Current work is underway to make use of a "two-state" model to represent the properties of the liquid phase below the melting point. This is being tested out on a number of metals and will be the subject of a presentation at the forthcoming conference "Thermodynamics of Alloys" to be held in Krakow in June 2008.
A compliation of data for the molar volumes and expansivities of the elements is also in preparation.
General database development
NPL manages the main Solution Database on behalf of SGTE.
Over the last thirty years or so the availability of exerimental equipment to measure thermodynamic properties and the number of people to use such equipment have declined dramatically. This period has also seen a dramatic increase in the speed and power of computers, and the development of quantum mechanical software to undertake ab-initio calculations. This means that, in principle, the gaps left from the reduction in experimental capability can start to be filled. NPL is currently involved in attempting to validate these techniques against the best available experimental and critically assessed thermodynamic data for gaseous and condensed phases. NPL is aiming to work with existing users of such software and software developers to identify and understand any glaring discrepancies.
Software for the calculation of thermodynamic properties of gas phase species from molecular constants, although used widely in developing data for standard publications such as JANAF and TCRAS, are not readily available. NPL is developing such software and has just released a free standalone version for sympathetic use. In the future this capability will be include within MTDATA Studio. Please click here for screenshots of the software and further information.
Thermophysical and thermodynamic properties of Ni base superalloys
NPL is currently involved in various projects which require the development of a thermodynamic database for Ni base superalloys. The main vehicle for this is in support of the development of a capability at NPL to measure accurately temperatures and enthalpies of transitions for high temperature materials using a single pan technique. The database development also supports a Technology Strategy Board project "Improved Modelling of Material Properties for Advanced Power Plant" which has the ultimate aim of developing new improved materials and increase the utilisation of power plant through a better understanding of degradation mechanisms. This will be achieved through integration of various material modelling techniques from nano scale through to macro scale. This work also feeds into the IMPRESS European FP6 project concerned with the development of new intermetallic alloys for industrial applications such as gas turbine blades and hydrogen fuel cells. Ultimately the thermodynamic database will be available commercially in conjunction with MTDATA and the Virtual Measurement System.

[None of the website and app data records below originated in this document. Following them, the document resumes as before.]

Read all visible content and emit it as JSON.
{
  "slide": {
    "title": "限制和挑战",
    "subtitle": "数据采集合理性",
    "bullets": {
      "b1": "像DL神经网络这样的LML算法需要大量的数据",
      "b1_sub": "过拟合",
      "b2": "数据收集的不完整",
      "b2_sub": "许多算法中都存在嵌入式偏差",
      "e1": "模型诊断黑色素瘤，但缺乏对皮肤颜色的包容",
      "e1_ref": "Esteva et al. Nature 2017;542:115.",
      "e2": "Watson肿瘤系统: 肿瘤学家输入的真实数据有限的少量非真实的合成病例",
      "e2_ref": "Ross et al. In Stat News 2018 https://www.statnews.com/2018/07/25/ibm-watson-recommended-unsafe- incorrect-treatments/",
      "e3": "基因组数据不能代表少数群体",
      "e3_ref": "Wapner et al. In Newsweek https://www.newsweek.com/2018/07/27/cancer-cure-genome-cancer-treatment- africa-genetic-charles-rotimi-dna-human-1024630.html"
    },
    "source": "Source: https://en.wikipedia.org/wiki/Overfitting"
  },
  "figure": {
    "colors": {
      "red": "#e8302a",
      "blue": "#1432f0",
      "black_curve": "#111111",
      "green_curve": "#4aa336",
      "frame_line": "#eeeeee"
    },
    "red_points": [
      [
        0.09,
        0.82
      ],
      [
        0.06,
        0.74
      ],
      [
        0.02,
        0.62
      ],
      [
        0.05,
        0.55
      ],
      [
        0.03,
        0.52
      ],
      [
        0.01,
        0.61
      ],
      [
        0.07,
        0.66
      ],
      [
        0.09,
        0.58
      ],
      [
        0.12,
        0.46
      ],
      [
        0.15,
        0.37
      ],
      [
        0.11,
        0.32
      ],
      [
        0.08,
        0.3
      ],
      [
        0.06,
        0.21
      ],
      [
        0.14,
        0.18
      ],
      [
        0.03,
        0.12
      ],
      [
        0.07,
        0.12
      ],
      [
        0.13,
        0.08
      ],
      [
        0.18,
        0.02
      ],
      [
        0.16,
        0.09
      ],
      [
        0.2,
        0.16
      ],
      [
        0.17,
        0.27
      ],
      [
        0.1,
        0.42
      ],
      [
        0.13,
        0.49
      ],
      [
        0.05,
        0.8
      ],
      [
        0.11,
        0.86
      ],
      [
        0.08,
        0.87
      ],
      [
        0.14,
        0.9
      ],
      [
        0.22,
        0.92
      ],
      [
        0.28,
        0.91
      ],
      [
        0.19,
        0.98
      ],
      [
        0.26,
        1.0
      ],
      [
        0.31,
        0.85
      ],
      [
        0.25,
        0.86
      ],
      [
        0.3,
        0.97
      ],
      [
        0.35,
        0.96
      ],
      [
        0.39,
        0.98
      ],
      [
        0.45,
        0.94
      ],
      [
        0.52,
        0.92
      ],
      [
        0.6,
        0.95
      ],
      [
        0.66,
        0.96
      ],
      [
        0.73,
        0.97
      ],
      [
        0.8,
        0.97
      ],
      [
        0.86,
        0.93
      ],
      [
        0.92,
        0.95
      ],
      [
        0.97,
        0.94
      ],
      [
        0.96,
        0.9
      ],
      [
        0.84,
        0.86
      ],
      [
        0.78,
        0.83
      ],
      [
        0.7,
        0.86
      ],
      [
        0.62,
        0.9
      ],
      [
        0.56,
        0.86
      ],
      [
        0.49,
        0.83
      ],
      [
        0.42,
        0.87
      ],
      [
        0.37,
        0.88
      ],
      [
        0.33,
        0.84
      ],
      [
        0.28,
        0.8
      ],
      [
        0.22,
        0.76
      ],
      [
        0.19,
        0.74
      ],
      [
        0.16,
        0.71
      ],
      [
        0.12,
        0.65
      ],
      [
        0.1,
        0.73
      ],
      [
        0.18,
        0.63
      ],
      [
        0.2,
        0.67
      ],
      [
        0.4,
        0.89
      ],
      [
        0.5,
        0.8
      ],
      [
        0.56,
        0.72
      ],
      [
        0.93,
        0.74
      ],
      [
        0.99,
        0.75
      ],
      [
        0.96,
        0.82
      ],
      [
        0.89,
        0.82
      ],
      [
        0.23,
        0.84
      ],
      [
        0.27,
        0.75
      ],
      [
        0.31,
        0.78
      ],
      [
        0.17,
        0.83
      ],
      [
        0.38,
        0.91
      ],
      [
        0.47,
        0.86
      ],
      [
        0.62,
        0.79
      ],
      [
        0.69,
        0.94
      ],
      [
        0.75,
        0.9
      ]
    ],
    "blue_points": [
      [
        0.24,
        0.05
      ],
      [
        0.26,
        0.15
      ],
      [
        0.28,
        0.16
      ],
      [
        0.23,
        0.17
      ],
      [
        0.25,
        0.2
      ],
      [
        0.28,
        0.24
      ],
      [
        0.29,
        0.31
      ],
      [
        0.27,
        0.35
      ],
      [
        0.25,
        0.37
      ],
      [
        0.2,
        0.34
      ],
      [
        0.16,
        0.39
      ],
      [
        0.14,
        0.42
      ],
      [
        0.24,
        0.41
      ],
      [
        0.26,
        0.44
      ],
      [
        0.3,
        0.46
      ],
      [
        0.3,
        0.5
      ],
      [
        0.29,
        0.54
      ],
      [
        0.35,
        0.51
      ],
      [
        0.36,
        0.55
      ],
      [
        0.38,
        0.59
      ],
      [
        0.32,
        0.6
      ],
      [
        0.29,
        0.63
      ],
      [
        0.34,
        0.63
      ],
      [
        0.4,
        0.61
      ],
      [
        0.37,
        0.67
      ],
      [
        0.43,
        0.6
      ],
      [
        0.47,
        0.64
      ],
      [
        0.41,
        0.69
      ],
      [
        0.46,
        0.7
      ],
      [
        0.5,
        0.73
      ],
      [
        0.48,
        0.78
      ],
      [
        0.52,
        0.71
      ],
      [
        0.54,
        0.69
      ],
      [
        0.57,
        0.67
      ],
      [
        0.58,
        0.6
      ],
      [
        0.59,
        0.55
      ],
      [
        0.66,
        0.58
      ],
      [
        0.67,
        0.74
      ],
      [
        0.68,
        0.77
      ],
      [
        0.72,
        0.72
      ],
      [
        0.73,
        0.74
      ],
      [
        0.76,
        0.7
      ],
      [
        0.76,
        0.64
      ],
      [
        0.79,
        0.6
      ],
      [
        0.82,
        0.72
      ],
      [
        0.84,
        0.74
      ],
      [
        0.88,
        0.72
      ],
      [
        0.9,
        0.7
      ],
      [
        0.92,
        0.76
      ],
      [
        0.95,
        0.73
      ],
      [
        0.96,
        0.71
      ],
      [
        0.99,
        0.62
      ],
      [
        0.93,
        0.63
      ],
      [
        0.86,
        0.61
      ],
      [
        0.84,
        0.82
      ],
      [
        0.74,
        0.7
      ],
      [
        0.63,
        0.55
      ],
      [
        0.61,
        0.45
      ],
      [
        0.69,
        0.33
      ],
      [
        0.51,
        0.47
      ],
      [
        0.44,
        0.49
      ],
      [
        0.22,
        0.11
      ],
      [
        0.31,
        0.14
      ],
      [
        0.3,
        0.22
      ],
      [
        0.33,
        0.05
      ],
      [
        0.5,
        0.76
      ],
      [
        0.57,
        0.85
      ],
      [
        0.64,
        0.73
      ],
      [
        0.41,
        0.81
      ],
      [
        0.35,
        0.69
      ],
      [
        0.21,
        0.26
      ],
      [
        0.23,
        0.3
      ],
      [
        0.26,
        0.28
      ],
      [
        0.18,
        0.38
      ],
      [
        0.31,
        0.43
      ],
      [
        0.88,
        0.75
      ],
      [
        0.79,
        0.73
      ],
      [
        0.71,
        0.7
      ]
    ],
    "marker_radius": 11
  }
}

Thermophysical and thermodynamic properties of Mg alloys
In support of a related project on measuring thermophysical properties for lightweight alloys, NPL is also developing a thermodynamic database for Mg alloys.
Computational Fluid Dynamics
NPL is currently investigating methods of linking software for the calculation of materials chemistry (such as MTDATA) to third party CFD (Computational Fluid Dynamics) packages in order to study systems where there are significant temperature and concentration gradients.
Molecular Dynamics, in principle, provides a mechanism for calculating thermodynamic properties from force field data. NPL is looking into methods where this could be applicable in order to provide data where experimental data are lacking or difficult to obtain eg developing equations of state for real gases or measurement of the enthalpies of mixing in ionic melts.
NPL is currently involved in linking MTDATA to another NPL software package Thermol 3D to provide a powerful system of capable of modelling transient heat transfer.